En moyenne, les adeptes du streaming écoutent de la musique de cette manière 7 heures 50 par semaine | Le Monde

L’envol d’une hirondelle ne fait pas le printemps, mais lorsqu’elles sont deux, cela change la donne. Le marché français de la musique a pris son envol au premier semestre, avec un bond de 6 %, à 193,5 millions d’euros, porté à la fois par une forte poussée du streaming (écoute sans téléchargement) et une bonne résistance des ventes physiques.

Cette annonce faite jeudi 21 juillet par le Syndicat national de l’édition phonographique (SNEP) suit de 24 heures celle faite par son alter ego allemand qui a indiqué que le marché de la musique a, outre-Rhin, progressé de 3,6 % sur les six premiers mois de l’année. Les deux industries musicales les plus importantes d’Europe continentale ont ainsi recouvré la santé.

« Nous entrons dans une période de croissance. Le pari du streaming fait par les producteurs de musique est aujourd’hui gagné, car cet usage est entré dans les mœurs. Désormais, nous allons assister à une segmentation, une diversification et une sophistication de ce marché », précise Stéphane Le Tavernier, président du SNEP et de Sony Music France.

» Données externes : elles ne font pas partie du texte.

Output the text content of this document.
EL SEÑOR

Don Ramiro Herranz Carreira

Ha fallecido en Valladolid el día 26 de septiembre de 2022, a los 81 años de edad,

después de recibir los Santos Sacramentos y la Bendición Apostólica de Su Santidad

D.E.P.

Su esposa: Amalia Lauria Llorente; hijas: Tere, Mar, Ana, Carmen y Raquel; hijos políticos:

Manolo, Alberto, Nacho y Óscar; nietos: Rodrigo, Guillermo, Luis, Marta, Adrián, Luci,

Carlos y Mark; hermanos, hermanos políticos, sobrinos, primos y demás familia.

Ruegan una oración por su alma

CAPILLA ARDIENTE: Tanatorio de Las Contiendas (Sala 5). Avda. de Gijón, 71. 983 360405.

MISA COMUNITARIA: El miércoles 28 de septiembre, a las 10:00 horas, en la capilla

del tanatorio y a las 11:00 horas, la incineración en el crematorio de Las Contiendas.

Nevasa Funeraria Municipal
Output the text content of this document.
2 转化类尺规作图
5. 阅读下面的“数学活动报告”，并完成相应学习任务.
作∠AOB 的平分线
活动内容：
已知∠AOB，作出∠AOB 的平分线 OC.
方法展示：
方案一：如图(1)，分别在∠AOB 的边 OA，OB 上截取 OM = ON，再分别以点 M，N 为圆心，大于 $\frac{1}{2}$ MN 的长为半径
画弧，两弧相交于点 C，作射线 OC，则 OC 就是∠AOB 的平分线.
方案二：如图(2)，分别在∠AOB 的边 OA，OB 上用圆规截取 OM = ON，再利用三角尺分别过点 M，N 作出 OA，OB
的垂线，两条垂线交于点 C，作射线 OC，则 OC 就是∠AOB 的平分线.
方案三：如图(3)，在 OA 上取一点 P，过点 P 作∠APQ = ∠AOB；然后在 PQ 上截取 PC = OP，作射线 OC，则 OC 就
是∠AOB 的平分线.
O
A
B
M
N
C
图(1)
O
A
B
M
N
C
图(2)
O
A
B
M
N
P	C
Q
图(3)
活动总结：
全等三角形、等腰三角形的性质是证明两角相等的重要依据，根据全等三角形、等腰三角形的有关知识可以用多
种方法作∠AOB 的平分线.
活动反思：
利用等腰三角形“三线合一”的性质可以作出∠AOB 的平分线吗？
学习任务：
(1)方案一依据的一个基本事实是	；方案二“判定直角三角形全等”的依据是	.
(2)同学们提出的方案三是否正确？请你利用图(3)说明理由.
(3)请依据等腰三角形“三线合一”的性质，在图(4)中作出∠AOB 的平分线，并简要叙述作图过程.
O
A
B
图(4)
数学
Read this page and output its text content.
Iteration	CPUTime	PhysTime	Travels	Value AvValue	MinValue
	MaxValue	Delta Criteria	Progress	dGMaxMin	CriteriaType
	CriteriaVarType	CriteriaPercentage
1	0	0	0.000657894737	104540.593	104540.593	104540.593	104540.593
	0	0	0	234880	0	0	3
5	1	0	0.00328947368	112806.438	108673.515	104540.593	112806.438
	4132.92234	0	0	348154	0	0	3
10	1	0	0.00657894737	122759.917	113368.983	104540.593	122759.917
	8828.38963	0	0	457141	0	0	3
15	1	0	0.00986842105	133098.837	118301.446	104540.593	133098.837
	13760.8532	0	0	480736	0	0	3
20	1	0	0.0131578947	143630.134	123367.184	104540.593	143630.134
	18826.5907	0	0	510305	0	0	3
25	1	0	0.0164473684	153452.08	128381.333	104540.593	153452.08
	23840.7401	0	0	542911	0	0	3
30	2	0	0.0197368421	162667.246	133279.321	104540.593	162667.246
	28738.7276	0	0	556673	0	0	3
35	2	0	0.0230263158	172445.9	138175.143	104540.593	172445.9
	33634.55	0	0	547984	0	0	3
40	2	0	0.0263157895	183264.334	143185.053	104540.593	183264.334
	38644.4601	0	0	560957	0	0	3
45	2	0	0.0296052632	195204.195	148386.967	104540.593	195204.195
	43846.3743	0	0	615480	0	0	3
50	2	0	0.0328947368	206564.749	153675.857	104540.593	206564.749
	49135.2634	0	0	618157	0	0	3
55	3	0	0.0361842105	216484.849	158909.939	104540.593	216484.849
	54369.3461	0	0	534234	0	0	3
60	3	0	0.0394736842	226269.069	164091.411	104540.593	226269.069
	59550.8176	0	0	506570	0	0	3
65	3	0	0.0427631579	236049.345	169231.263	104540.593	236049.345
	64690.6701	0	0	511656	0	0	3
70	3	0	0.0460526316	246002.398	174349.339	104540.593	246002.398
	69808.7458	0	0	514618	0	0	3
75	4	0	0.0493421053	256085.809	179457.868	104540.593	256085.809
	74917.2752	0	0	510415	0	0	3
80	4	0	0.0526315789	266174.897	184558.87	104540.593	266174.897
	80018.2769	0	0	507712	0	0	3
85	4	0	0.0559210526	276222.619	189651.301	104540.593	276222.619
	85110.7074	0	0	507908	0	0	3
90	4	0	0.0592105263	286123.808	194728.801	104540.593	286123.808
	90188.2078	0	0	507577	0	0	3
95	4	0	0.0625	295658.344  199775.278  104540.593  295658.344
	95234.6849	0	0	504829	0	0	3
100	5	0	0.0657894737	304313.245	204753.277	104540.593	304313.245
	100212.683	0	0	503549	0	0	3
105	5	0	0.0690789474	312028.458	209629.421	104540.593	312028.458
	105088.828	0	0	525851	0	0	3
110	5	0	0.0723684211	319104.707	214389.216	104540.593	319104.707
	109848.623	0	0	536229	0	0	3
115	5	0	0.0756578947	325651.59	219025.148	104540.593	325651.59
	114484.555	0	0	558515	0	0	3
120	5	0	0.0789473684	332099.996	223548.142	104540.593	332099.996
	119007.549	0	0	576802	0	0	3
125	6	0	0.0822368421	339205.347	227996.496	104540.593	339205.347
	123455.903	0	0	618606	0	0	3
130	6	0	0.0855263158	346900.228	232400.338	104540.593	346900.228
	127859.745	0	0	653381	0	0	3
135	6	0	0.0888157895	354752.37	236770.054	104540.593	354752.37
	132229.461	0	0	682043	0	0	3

Derrière le streaming, il y a en fait « des streamings » : l’écoute de la musique en ligne revêt des atours différents qui se traduisent dans des services distincts. Mais que la musique en ligne soit consommée par abonnement, sur des plates-formes financées par la publicité ou via des services mettant en avant la qualité du son diffusé, il apparaît désormais certain que cette pratique concentrera pour les producteurs, comme le disque autrefois, les sources de revenus.

Toutes les classes d’âge

Le streaming devient le mode de consommation adopté par un nombre sans cesse croissant d’utilisateurs : un tiers de la population française écoute désormais de la musique en ligne, soit plus de 22 millions d’utilisateurs qui ont accès à plus de 40 millions de titres. Le chiffre d’affaires du streaming représente 76 % des revenus numériques et 36 % du marché total de la musique. A elle seule, la croissance de revenus des abonnements compense la baisse de ceux issus des ventes de CD et du téléchargement.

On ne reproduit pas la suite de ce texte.